Investigações da Polícia Federal e da Controladoria-Geral da União, autorizadas pelo Ministro Flávio Dino, revelam desvios e fraudes milionárias em emendas parlamentares nos municípios de São Luiz do Anauá e Iracema, em Roraima, com obras paralisadas e indícios de lavagem de dinheiro.

Uma complexa teia de irregularidades na aplicação de recursos de emendas Pix em Roraima veio à tona nesta semana, após operações da Polícia Federal (PF) autorizadas pelo Ministro Flávio Dino, do Supremo Tribunal Federal (STF). As investigações, que contam com a colaboração da Controladoria-Geral da União (CGU), apontam indícios robustos de fraudes que podem ultrapassar a marca dos R$ 145 milhões, movimentados entre 2020 e 2024, em pagamentos sem comprovação técnica, obras inacabadas e lavagem de dinheiro nos municípios de São Luiz do Anauá e Iracema.

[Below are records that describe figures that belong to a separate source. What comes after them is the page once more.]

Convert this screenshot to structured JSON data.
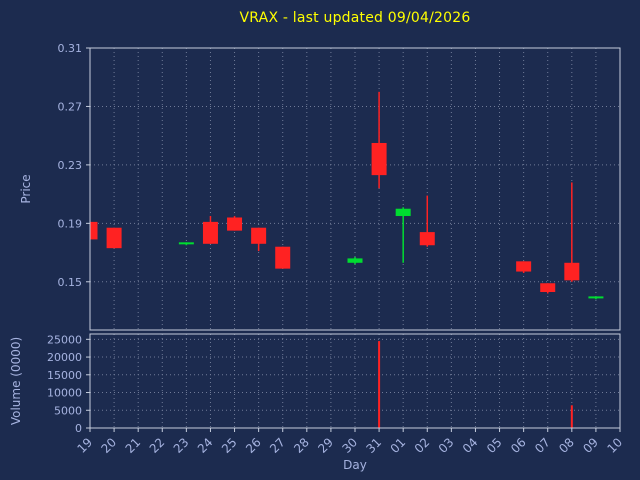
{
  "title": "VRAX - last updated 09/04/2026",
  "axes": {
    "price_label": "Price",
    "volume_label": "Volume (0000)",
    "x_label": "Day"
  },
  "colors": {
    "background": "#1c2b4f",
    "title": "#ffff00",
    "axis_text": "#a6b3e0",
    "grid": "#c3cbe0",
    "border": "#c6cede",
    "up": "#00dd30",
    "down": "#ff2222"
  },
  "chart_data": {
    "type": "candlestick",
    "has_volume_subplot": true,
    "grid": "dotted",
    "categories": [
      "19",
      "20",
      "21",
      "22",
      "23",
      "24",
      "25",
      "26",
      "27",
      "28",
      "29",
      "30",
      "31",
      "01",
      "02",
      "03",
      "04",
      "05",
      "06",
      "07",
      "08",
      "09",
      "10"
    ],
    "price_axis": {
      "min": 0.117,
      "max": 0.31,
      "ticks": [
        {
          "value": 0.31,
          "label": "0.31"
        },
        {
          "value": 0.27,
          "label": "0.27"
        },
        {
          "value": 0.23,
          "label": "0.23"
        },
        {
          "value": 0.19,
          "label": "0.19"
        },
        {
          "value": 0.15,
          "label": "0.15"
        }
      ]
    },
    "volume_axis": {
      "min": 0,
      "max": 26500,
      "ticks": [
        {
          "value": 25000,
          "label": "25000"
        },
        {
          "value": 20000,
          "label": "20000"
        },
        {
          "value": 15000,
          "label": "15000"
        },
        {
          "value": 10000,
          "label": "10000"
        },
        {
          "value": 5000,
          "label": "5000"
        },
        {
          "value": 0,
          "label": "0"
        }
      ]
    },
    "candles": [
      {
        "day": "19",
        "open": 0.191,
        "high": 0.191,
        "low": 0.179,
        "close": 0.179
      },
      {
        "day": "20",
        "open": 0.187,
        "high": 0.187,
        "low": 0.173,
        "close": 0.173
      },
      {
        "day": "23",
        "open": 0.176,
        "high": 0.177,
        "low": 0.175,
        "close": 0.177
      },
      {
        "day": "24",
        "open": 0.191,
        "high": 0.195,
        "low": 0.176,
        "close": 0.176
      },
      {
        "day": "25",
        "open": 0.194,
        "high": 0.195,
        "low": 0.185,
        "close": 0.185
      },
      {
        "day": "26",
        "open": 0.187,
        "high": 0.187,
        "low": 0.171,
        "close": 0.176
      },
      {
        "day": "27",
        "open": 0.174,
        "high": 0.174,
        "low": 0.159,
        "close": 0.159
      },
      {
        "day": "30",
        "open": 0.163,
        "high": 0.167,
        "low": 0.162,
        "close": 0.166
      },
      {
        "day": "31",
        "open": 0.245,
        "high": 0.28,
        "low": 0.214,
        "close": 0.223
      },
      {
        "day": "01",
        "open": 0.195,
        "high": 0.201,
        "low": 0.163,
        "close": 0.2
      },
      {
        "day": "02",
        "open": 0.184,
        "high": 0.209,
        "low": 0.174,
        "close": 0.175
      },
      {
        "day": "06",
        "open": 0.164,
        "high": 0.164,
        "low": 0.156,
        "close": 0.157
      },
      {
        "day": "07",
        "open": 0.149,
        "high": 0.149,
        "low": 0.142,
        "close": 0.143
      },
      {
        "day": "08",
        "open": 0.163,
        "high": 0.218,
        "low": 0.15,
        "close": 0.151
      },
      {
        "day": "09",
        "open": 0.139,
        "high": 0.14,
        "low": 0.138,
        "close": 0.14
      }
    ],
    "volumes": [
      {
        "day": "31",
        "value": 24500
      },
      {
        "day": "08",
        "value": 6400
      }
    ]
  }
}
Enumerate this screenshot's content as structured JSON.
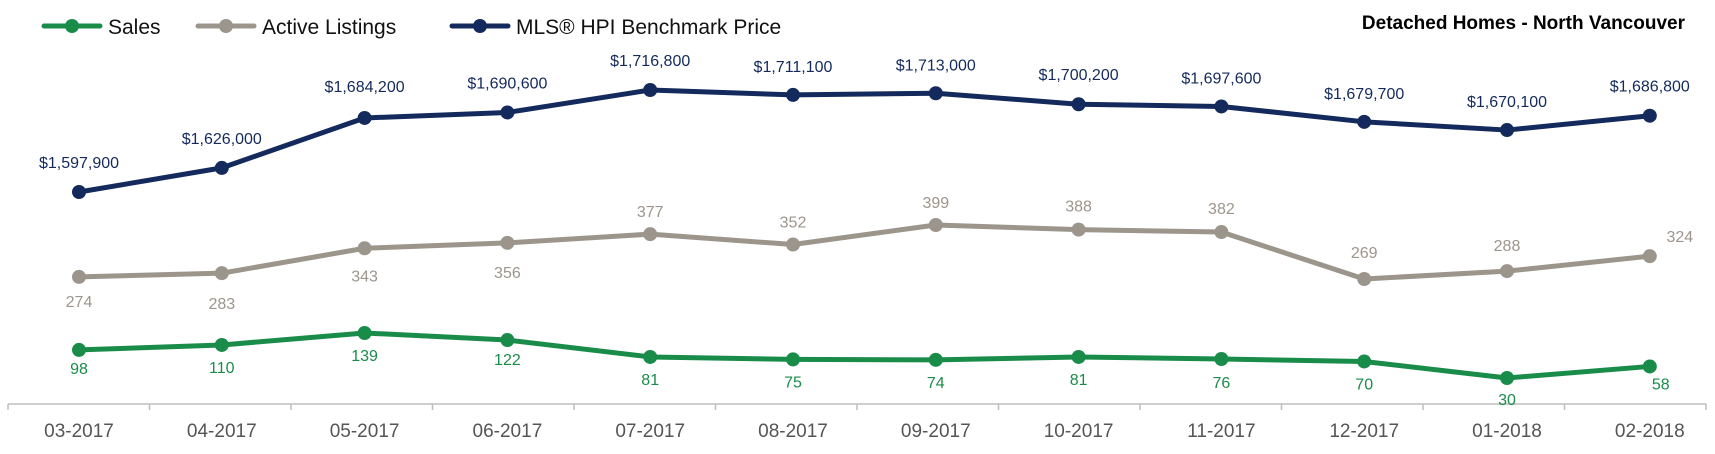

Em São Luiz do Anauá, o foco das apurações recai sobre a concentração quase total da execução dos contratos, financiados por transferências especiais, na empresa TCM Construções Ltda. A CGU confirmou que todas as obras fiscalizadas estavam paralisadas no momento das vistorias, a despeito de pagamentos já efetuados. As auditorias também revelaram pagamentos superiores às medições registradas, ausência de trabalhadores nos canteiros e uma série de aditivos contratuais que levantam suspeitas. Indícios de superfaturamento foram identificados em projetos como a Praça dos Buritis, o Parque de Exposições e diversas obras de infraestrutura urbana, com valores considerados indevidos ou com sobrepreço superando R$ 22 milhões.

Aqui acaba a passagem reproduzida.